10 Downing Street (endereço da residência
oficial e gabinete do primeiro ministro da Inglaterra – NT) se contradiz quanto
a ser o exército um assunto nacional e não assunto coletivo. Recentemente, em
2010, Londres assinou um tratado que na essência criou uma força militar naval
conjunta com a França, compartilhando porta aviões, o que se tornou na prática
uma força militar conjunta. Além disso o exército Britânico e os setores
industriais militares da Inglaterra se encontram integrados com os dos Estados
Unidos em vários graus.
Aqui há várias questões a serem examinadas. Serão
os apelos para a formação de um exército europeu apenas uma forma de pressionar
os Estados Unidos ou uma tentativa real para conter a influência de Washington
na Europa? Mais: terão os movimentos efetuados por Berlim e seus parceiros
nessa direção o objetivo de extinguir a influência de Washington na Europa
através da desativação da OTAN pela criação de um exército comum europeu?

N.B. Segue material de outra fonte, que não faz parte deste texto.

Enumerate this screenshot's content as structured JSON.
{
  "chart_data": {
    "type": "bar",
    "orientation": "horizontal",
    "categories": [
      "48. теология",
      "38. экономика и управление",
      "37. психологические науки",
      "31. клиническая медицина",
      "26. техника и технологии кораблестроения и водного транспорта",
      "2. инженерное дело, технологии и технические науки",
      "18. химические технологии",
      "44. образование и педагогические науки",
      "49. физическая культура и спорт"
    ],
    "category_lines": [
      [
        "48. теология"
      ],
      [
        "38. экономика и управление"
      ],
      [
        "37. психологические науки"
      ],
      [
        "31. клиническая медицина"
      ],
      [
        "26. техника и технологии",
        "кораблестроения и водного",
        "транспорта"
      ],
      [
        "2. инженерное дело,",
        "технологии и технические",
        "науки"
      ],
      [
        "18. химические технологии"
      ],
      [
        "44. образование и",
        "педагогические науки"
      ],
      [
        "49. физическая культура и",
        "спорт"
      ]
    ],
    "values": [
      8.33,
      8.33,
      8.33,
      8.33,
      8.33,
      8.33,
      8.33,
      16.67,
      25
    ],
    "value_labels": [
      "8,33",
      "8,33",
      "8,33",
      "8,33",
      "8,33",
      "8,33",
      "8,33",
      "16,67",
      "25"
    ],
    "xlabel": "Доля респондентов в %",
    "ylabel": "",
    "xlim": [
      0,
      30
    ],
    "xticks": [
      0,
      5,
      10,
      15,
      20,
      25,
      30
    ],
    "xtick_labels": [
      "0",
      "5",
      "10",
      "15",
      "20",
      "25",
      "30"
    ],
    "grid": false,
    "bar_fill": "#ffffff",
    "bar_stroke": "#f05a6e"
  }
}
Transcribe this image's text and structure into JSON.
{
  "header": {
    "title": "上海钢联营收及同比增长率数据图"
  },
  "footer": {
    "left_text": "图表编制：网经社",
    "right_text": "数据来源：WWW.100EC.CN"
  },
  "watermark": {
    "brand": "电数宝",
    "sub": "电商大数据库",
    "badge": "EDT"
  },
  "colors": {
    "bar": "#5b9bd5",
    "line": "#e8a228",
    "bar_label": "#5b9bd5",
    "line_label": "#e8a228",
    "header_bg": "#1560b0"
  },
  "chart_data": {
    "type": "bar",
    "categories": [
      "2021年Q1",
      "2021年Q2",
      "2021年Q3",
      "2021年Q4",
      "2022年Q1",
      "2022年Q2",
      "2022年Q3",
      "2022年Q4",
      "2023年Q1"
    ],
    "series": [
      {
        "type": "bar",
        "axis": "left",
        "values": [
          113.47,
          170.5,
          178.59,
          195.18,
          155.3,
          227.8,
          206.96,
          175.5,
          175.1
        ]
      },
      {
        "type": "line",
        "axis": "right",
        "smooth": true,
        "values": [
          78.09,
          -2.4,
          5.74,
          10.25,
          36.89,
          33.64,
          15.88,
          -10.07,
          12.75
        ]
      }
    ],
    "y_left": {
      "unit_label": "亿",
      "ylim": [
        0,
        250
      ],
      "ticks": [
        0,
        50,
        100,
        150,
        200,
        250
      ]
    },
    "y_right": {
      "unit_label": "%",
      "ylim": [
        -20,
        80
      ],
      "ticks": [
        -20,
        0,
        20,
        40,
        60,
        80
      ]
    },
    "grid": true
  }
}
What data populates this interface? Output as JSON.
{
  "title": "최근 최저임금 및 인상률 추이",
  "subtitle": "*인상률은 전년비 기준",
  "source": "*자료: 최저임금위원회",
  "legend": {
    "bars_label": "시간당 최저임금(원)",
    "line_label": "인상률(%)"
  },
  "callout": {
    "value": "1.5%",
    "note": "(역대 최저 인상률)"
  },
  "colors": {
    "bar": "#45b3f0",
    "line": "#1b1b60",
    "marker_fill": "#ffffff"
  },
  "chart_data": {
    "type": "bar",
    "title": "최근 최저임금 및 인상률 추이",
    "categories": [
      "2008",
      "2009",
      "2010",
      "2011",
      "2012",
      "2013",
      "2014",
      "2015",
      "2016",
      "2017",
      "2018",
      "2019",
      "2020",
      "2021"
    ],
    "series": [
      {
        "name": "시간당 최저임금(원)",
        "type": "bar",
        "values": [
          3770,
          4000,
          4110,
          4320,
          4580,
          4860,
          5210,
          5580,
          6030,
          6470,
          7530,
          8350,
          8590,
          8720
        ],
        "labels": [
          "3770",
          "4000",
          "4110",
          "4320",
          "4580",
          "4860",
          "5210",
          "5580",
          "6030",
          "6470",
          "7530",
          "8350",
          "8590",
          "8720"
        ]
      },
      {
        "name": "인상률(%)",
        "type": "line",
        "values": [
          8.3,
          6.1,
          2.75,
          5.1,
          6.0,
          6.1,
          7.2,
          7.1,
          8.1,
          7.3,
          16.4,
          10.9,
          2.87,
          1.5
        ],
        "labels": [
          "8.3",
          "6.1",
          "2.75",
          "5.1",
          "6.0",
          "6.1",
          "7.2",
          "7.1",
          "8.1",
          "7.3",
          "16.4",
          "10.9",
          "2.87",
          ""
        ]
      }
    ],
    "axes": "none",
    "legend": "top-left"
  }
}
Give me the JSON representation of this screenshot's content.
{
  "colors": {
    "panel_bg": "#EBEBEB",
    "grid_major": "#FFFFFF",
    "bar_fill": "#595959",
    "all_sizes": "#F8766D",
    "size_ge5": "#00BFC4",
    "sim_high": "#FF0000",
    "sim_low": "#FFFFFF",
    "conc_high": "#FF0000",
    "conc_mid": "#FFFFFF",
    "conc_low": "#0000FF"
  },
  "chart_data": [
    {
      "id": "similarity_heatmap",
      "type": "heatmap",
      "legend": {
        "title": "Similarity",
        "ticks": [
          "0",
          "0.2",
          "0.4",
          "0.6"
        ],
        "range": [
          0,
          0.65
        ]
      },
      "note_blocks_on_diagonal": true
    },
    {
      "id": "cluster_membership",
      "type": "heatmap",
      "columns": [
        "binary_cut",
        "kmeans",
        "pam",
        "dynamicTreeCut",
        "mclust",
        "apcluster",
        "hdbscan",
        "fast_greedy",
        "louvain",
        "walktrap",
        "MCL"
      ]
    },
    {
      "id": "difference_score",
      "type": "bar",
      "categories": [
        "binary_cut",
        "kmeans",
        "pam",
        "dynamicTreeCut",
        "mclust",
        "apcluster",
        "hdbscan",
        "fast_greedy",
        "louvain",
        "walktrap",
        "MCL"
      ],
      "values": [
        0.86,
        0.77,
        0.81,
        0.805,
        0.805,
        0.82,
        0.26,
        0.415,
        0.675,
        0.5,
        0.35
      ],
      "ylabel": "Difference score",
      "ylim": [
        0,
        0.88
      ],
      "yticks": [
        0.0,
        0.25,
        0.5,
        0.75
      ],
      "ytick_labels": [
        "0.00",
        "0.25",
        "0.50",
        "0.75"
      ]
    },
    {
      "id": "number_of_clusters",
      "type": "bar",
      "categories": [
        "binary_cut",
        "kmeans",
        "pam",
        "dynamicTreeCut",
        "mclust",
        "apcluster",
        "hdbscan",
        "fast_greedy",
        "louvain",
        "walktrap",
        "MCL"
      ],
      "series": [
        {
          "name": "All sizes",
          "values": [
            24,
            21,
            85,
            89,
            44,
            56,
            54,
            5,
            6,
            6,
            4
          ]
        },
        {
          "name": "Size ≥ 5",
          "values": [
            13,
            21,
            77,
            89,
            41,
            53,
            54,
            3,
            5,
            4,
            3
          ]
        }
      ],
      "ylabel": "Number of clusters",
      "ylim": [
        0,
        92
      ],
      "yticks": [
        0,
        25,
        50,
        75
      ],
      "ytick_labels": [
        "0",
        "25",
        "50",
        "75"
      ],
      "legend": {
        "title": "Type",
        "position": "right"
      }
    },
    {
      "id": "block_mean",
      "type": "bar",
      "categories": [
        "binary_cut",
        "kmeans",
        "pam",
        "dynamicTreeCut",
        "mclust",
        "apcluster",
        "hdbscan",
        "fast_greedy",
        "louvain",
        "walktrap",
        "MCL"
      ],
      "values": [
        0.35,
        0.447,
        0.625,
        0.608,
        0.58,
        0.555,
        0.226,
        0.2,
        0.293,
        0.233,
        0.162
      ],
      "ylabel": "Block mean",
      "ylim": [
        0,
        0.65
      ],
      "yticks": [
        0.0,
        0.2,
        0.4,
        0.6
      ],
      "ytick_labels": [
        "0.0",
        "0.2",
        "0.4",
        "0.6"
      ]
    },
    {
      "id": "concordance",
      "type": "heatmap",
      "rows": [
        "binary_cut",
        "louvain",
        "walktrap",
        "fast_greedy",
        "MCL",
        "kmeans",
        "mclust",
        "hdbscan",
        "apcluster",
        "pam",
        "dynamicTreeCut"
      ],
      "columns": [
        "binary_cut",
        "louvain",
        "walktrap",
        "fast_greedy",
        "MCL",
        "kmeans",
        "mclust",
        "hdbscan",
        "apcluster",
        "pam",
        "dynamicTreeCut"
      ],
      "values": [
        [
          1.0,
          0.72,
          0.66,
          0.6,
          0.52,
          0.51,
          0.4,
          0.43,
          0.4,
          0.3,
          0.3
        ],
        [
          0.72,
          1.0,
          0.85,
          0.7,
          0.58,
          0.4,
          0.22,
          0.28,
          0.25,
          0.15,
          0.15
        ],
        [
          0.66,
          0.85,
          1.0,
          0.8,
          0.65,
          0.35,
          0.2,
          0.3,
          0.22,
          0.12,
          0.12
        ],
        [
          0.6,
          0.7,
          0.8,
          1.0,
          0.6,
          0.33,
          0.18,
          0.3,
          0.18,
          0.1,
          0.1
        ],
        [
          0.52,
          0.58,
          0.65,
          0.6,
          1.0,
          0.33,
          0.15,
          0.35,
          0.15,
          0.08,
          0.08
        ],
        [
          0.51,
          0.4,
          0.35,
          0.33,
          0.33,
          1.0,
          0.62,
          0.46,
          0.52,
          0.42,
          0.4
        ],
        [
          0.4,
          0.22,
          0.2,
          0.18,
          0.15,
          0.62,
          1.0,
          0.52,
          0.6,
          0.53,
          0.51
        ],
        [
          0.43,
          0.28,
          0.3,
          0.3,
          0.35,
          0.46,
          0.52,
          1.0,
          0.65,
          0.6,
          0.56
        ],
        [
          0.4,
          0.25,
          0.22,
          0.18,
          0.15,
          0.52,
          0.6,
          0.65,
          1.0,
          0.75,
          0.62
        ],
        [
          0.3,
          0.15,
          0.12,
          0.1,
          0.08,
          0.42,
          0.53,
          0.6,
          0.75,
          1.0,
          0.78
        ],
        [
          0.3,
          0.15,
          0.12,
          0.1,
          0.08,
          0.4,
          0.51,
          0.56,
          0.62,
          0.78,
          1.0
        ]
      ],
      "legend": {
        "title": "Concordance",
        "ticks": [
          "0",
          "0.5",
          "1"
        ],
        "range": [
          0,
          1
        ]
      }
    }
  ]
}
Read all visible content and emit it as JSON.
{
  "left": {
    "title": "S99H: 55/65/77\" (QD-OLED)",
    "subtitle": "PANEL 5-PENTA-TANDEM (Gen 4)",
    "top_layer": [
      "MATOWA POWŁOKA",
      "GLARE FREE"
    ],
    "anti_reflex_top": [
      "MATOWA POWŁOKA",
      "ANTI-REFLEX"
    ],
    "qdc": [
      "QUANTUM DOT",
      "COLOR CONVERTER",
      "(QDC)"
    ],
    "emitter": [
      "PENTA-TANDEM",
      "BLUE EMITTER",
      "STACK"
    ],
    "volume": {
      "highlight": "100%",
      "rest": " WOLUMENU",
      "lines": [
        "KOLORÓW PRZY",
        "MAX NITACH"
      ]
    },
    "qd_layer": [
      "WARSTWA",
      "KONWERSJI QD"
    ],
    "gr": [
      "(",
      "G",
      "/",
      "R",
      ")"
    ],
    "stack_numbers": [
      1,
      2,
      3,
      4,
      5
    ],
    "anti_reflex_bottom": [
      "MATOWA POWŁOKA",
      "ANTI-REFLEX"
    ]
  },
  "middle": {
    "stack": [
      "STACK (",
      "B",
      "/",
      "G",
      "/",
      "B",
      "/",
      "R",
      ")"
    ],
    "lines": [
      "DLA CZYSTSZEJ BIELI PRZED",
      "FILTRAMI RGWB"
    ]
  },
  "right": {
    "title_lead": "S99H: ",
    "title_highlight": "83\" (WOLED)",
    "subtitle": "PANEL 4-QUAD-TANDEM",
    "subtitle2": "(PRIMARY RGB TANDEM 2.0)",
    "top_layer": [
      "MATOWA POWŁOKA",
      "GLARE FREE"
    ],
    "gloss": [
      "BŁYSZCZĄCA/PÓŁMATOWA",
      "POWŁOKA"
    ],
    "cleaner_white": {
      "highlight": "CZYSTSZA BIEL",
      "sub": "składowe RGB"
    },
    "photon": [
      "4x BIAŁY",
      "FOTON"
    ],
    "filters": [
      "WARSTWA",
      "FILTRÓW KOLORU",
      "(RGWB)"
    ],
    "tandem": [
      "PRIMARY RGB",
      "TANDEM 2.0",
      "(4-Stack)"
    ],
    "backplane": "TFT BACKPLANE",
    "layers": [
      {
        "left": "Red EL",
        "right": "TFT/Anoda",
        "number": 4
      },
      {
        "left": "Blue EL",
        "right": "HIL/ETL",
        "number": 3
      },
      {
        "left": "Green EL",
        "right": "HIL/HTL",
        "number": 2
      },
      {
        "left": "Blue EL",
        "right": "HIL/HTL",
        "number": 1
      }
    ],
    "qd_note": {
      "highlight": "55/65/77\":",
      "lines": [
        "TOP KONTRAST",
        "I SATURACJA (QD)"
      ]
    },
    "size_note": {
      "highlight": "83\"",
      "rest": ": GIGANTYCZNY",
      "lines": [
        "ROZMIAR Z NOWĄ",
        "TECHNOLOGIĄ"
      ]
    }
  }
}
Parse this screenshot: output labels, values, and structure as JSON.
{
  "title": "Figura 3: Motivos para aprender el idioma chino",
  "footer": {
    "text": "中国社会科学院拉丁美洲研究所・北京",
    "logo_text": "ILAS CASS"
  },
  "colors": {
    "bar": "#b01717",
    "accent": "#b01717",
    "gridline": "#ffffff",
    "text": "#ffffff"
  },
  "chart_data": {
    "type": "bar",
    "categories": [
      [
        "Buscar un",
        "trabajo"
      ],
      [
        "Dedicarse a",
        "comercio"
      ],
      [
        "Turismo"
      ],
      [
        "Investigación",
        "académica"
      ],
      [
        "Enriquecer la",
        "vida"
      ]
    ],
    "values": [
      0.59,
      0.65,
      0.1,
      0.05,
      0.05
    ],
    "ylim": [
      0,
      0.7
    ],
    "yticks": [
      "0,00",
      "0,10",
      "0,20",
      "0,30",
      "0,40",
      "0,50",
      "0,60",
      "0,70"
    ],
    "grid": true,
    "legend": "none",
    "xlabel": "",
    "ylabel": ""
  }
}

Por Mahdi Darius Nazemroaya é cientista social,
escritor premiado, colunista e pesquisador. Suas obras são reconhecidas
internacionalmente em uma ampla série de publicações e foram traduzidas para
mais de vinte idiomas, incluindo alemão, árabe, italiano, russo, turco,
espanhol, português, chinês, coreano, polonês, armênio, persa, holandês e
romeno. Seu trabalho em ciências geopolíticas e estudos estratégicos tem sido
usado por várias instituições acadêmicas e de defesa de teses em universidades
e escolas preparatórias de oficiais militares. É convidado freqüente em redes
internacionais de notícias como analista de geopolítica e especialista em
Oriente Médio.
Recentemente, em
viagem pela América Central, contactou a Frente Sandinista de Libertação
Nacional, em sua base em León, na Nicarágua. Como Observador Internacional
esteve em El Salvador no primeiro turno das eleições.